Pour lutter contre cette mouche, il existe la production sous serre. Pour ceux qui cultivent en dehors, seuls moyens de se protéger, le piégeage. Toutefois, cela a un coût. En effet, les phéromones utilisées coûtent très cher et doivent se changer fréquemment. "Mais l'agriculteur n'a pas le choix car c'est le seul moyen de lutte vertueux. On place les phéromones autour des parcelles de fraises avec comme objectif de les piéger dans les bouteilles", précise Frédéric Vienne.
"La Drosophila Suzukii est apparue il y a environ cinq ans, et elle pose de nombreux problèmes en piquant les fraises, en particulier en période de début de chaleur et en fin de cycle, généralement de novembre à décembre. Malheureusement, en raison du réchauffement climatique et de l'augmentation moyenne des températures, les premières piqûres surviennent désormais plus tôt dans la saison, dès le mois d'octobre", précise Éric Lucas, technicien à la Chambre pour l'unité production frutière.
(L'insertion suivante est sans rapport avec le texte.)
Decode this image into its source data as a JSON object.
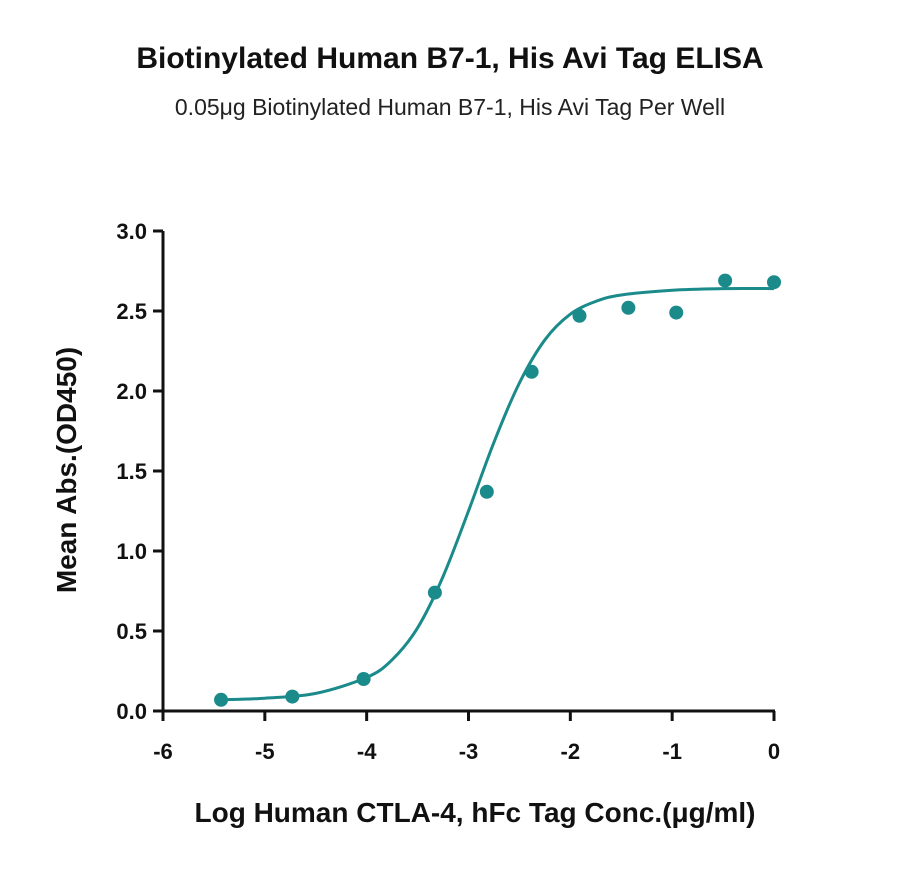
{
  "chart_data": {
    "type": "scatter",
    "title": "Biotinylated Human B7-1, His Avi Tag ELISA",
    "subtitle": "0.05μg Biotinylated Human B7-1, His Avi Tag Per Well",
    "xlabel": "Log Human CTLA-4, hFc Tag Conc.(μg/ml)",
    "ylabel": "Mean Abs.(OD450)",
    "xlim": [
      -6,
      0
    ],
    "ylim": [
      0,
      3.0
    ],
    "xticks": [
      -6,
      -5,
      -4,
      -3,
      -2,
      -1,
      0
    ],
    "xtick_labels": [
      "-6",
      "-5",
      "-4",
      "-3",
      "-2",
      "-1",
      "0"
    ],
    "yticks": [
      0,
      0.5,
      1.0,
      1.5,
      2.0,
      2.5,
      3.0
    ],
    "ytick_labels": [
      "0.0",
      "0.5",
      "1.0",
      "1.5",
      "2.0",
      "2.5",
      "3.0"
    ],
    "grid": false,
    "series": [
      {
        "color": "#1a8a8a",
        "x": [
          -5.43,
          -4.73,
          -4.03,
          -3.33,
          -2.82,
          -2.38,
          -1.91,
          -1.43,
          -0.96,
          -0.48,
          0.0
        ],
        "y": [
          0.07,
          0.09,
          0.2,
          0.74,
          1.37,
          2.12,
          2.47,
          2.52,
          2.49,
          2.69,
          2.68
        ]
      }
    ],
    "fit_curve": {
      "color": "#1a8a8a",
      "x": [
        -5.43,
        -5.0,
        -4.5,
        -4.0,
        -3.75,
        -3.5,
        -3.25,
        -3.0,
        -2.75,
        -2.5,
        -2.25,
        -2.0,
        -1.75,
        -1.5,
        -1.0,
        -0.5,
        0.0
      ],
      "y": [
        0.07,
        0.08,
        0.11,
        0.21,
        0.32,
        0.52,
        0.84,
        1.25,
        1.68,
        2.05,
        2.32,
        2.48,
        2.56,
        2.6,
        2.63,
        2.64,
        2.64
      ]
    }
  }
}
À cela s'ajoutent les oiseaux – notamment le merle de Maurice - eux aussi attirés par le bon goût sucré de la fraise péi.
Des ennemis qui obligent les fraisiculteurs à s'adapter et à récolter plus intensément.
Autre difficultés, "la filière de la fraise est confrontée à des difficultés similaires à celles des autres filières maraîchères, notamment des problèmes liés aux coûts des intrants tels que la forte hausse des prix des plants importés et des engrais organiques", indique Éric Lucas, technicien à la Chambre d'agriculture.
- Une filière en mal de main-d'oeuvre -
Une filière fraise qui subit également le manque d'attractivité. Si les jeunes agriculteurs s'intéressent à la culture de fraise, les saisonniers se font eux plus rares.
Une filière qui demande énormément de main d'œuvres mais pour laquelle, il y a peu de saisonniers. "La main-d'œuvre est plutôt rare vu la difficulté du terrain et la hauteur", note Alan Hoarau.
"On n'y échappe pas, que ce soit pour la fraise, la canne ou tout autre filière", note Frédéric Vienne. "On souffre de ce manque d'attractivité et pour cela il faut faire évoluer les conditions de travail."
C'est d'ailleurs pour cela que plusieurs fraisiculteurs ont installé leurs fraises hors-sols pour éviter d'être cambré et "de se retrouver réformé en fin de journée".
Malgré ces défis, la fraise demeure un fruit très apprécié des Réunionnais, qui ont un penchant particulier pour les fruits rouges tels que les goyaviers, les letchis et les fraises.